Professor Stephen Pfann, of the University of the Holy Land in Jerusalem, said the inscription does not read "Mariemene e Mara" at all but instead "Mariame" and "kai Mara," suggesting the ossuary contained bones of two women, Mary and Martha. Further, other scholars of early church history dismissed the link between "Mariamene" and Mary Magdelene.
"A statistical analysis of the names engraved on the ossuaries leaves no doubt that the probability of the Talpiot tomb belonging to Jesus’ family is virtually nil if the Mariamene named on one of the ossuaries is not Mary Magdalene," wrote Duke University Professor Eric M. Meyers.
"Even the reading of the inscribed name as ‘Mariamene’ was contested by epigraphers at the conference," he wrote. "Furthermore, Mary Magdalene is not referred to by the Greek name Mariamene in any literary sources before the late second-third century AD. An expert panel of scholars on the subject of Mary in the early church dismissed out of hand the suggestion that Mary Magdalene was married to Jesus, and no traditions refer to a son of Jesus named Judah."
Myer also disputed the DNA claims of the filmmakers, citing a report by the head of the DNA laboratory at Hebrew University that concluded the sampling of the bone material was invalid and contaminated and could not be used to infer that "Jesus" and "Mariemene" were unrelated adults and, therefore, likely husband and wife.
"It was not even worth discussion.

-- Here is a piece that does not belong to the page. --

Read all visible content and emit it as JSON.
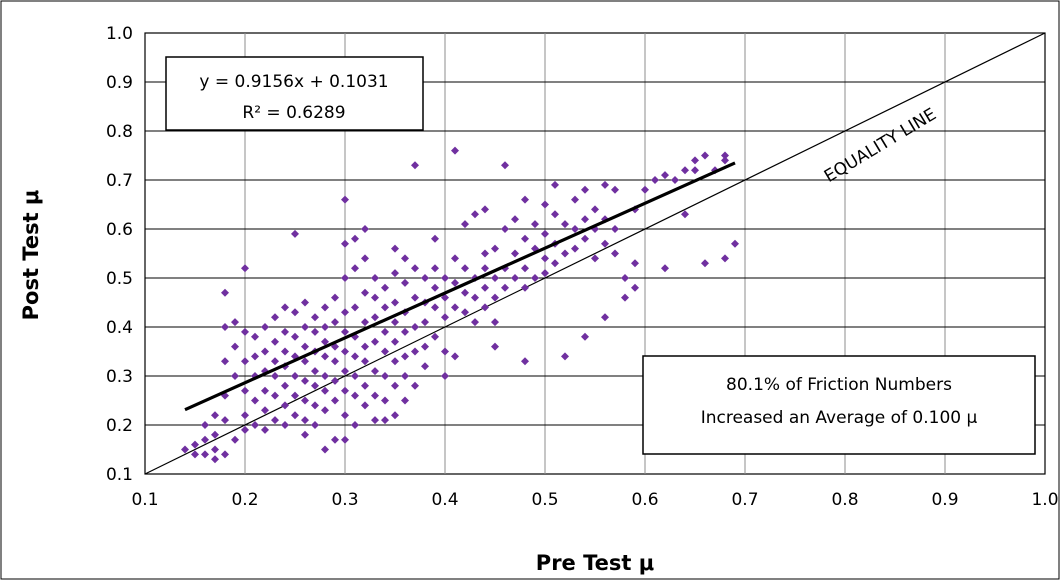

That should have closed the case," Myers told Christian Post.
The "smoking gun" at the conference, said Myers, was a surprise appearance by Ruth Gat, the widow of the archaeologist who excavated the tomb in 1980 and has since passed away.
Gat told the scholars her husband Yosef knew he had found "the burial tomb of Jesus Christ," but had "serious concerns and fears" over publicizing his discovery. Having been a child in Nazi-occupied Poland, he feared "a wave of anti-Semitism" because of his find.

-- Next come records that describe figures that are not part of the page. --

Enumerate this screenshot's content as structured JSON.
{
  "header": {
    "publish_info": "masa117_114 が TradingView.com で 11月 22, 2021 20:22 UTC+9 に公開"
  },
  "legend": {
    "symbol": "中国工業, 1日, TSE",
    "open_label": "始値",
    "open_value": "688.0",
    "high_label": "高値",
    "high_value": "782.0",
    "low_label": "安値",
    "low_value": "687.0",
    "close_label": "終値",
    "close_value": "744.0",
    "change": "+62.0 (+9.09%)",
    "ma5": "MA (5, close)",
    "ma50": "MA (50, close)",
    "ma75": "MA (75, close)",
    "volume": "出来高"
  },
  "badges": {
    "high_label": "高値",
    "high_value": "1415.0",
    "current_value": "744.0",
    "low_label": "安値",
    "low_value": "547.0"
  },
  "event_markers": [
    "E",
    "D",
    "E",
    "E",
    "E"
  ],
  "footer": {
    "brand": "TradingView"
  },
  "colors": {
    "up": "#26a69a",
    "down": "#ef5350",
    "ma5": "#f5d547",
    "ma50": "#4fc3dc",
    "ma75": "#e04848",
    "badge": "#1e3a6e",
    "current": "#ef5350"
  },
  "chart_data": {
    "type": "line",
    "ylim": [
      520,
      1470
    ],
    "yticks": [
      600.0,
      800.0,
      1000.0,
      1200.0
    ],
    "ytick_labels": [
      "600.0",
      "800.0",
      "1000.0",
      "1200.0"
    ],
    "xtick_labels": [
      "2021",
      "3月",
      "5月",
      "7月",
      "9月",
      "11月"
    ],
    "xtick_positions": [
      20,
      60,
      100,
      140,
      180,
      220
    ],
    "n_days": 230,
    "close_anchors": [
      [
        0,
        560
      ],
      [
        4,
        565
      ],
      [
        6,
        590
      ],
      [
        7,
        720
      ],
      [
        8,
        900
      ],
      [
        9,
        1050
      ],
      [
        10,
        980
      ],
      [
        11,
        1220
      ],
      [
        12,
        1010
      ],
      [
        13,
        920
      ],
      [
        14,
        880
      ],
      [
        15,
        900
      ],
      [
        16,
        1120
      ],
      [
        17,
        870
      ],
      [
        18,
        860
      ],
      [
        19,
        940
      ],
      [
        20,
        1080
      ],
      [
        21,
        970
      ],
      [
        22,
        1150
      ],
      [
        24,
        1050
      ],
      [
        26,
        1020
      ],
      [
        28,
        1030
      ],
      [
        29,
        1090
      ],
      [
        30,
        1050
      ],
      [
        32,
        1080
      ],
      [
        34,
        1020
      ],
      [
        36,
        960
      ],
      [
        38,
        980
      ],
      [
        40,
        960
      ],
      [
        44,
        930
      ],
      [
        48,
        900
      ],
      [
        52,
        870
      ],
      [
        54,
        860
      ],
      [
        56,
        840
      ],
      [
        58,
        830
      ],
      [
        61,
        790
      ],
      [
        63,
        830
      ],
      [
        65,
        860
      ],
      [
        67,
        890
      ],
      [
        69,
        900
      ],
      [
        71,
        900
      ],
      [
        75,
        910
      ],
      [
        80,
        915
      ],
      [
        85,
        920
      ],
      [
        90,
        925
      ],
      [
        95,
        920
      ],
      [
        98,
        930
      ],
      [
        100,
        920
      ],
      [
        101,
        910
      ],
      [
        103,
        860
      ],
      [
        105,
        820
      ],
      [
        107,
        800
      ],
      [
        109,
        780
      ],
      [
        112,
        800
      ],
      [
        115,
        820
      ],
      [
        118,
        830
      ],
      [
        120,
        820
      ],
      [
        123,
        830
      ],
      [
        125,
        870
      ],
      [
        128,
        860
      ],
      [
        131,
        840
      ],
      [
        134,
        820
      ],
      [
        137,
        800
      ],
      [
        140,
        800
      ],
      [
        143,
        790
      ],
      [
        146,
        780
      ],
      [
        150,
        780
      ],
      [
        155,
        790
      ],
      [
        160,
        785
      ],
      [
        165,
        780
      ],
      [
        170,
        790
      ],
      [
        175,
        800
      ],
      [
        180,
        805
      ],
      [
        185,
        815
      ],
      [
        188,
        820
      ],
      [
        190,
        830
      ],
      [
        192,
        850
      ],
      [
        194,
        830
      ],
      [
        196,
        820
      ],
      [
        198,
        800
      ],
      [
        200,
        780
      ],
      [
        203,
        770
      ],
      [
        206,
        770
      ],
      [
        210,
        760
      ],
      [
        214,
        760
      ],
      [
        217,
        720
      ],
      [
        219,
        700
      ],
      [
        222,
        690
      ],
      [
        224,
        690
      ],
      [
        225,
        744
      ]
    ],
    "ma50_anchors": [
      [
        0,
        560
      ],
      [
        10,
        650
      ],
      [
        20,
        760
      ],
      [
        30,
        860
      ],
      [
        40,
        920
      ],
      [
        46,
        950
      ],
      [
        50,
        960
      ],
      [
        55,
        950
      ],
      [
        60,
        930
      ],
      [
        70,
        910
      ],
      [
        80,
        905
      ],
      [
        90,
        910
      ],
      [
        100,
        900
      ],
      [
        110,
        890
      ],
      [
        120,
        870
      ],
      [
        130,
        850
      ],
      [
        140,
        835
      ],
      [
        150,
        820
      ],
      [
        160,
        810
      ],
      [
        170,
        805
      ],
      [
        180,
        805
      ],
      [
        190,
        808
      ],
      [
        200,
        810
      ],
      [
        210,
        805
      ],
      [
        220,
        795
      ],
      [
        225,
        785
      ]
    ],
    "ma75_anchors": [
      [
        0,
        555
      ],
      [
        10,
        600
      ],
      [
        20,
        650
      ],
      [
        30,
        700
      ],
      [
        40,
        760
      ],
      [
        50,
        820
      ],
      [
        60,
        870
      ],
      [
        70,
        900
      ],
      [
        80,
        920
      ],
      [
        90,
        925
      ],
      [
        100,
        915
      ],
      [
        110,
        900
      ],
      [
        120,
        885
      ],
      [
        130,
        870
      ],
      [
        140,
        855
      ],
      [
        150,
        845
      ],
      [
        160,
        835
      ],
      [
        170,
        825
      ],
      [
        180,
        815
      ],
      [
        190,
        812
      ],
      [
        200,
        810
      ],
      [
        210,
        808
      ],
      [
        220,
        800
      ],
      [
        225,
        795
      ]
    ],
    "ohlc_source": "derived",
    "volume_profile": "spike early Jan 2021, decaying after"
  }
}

Gat told the Jerusalem Post after her address her husband had been "staggered" by the discovery, and that he had discussed it with her "at the kitchen table."
Film director Jacobovici, who attended the symposium, said he "fell off the chair" when he heard her and claimed he had been vindicated by Gat’s statement.
But Gat’s claim was disputed by panelist Shimon Gibson, who was a young archeologist on the 1980 dig. He said Yosef never told him he believed the tomb was Jesus’.
Amos Kloner, former Jerusalem District archeologist, who wrote the excavation report from Gat’s minimal notes 16 years after the find, said the notion Gat believed he had found Jesus’ tomb was "absolutely not the case."
Further, noted Myers, Gat was a field archaelogist and did not have the epigraphic expertise to read the inscriptions.
According to Kloner, who called Jacobovici "a liar" at one session of the symposium and earlier branded the documentary "brain confusion," most of the bones found in the ossuaries 28 years ago were badly decomposed. Because of pressures from religious Jews, they were never subjected to anthropological tests and were transferred to the Religious Affairs Ministry for immediate reburial along with other remains found in construction projects and archaeological excavations. Their location is not known.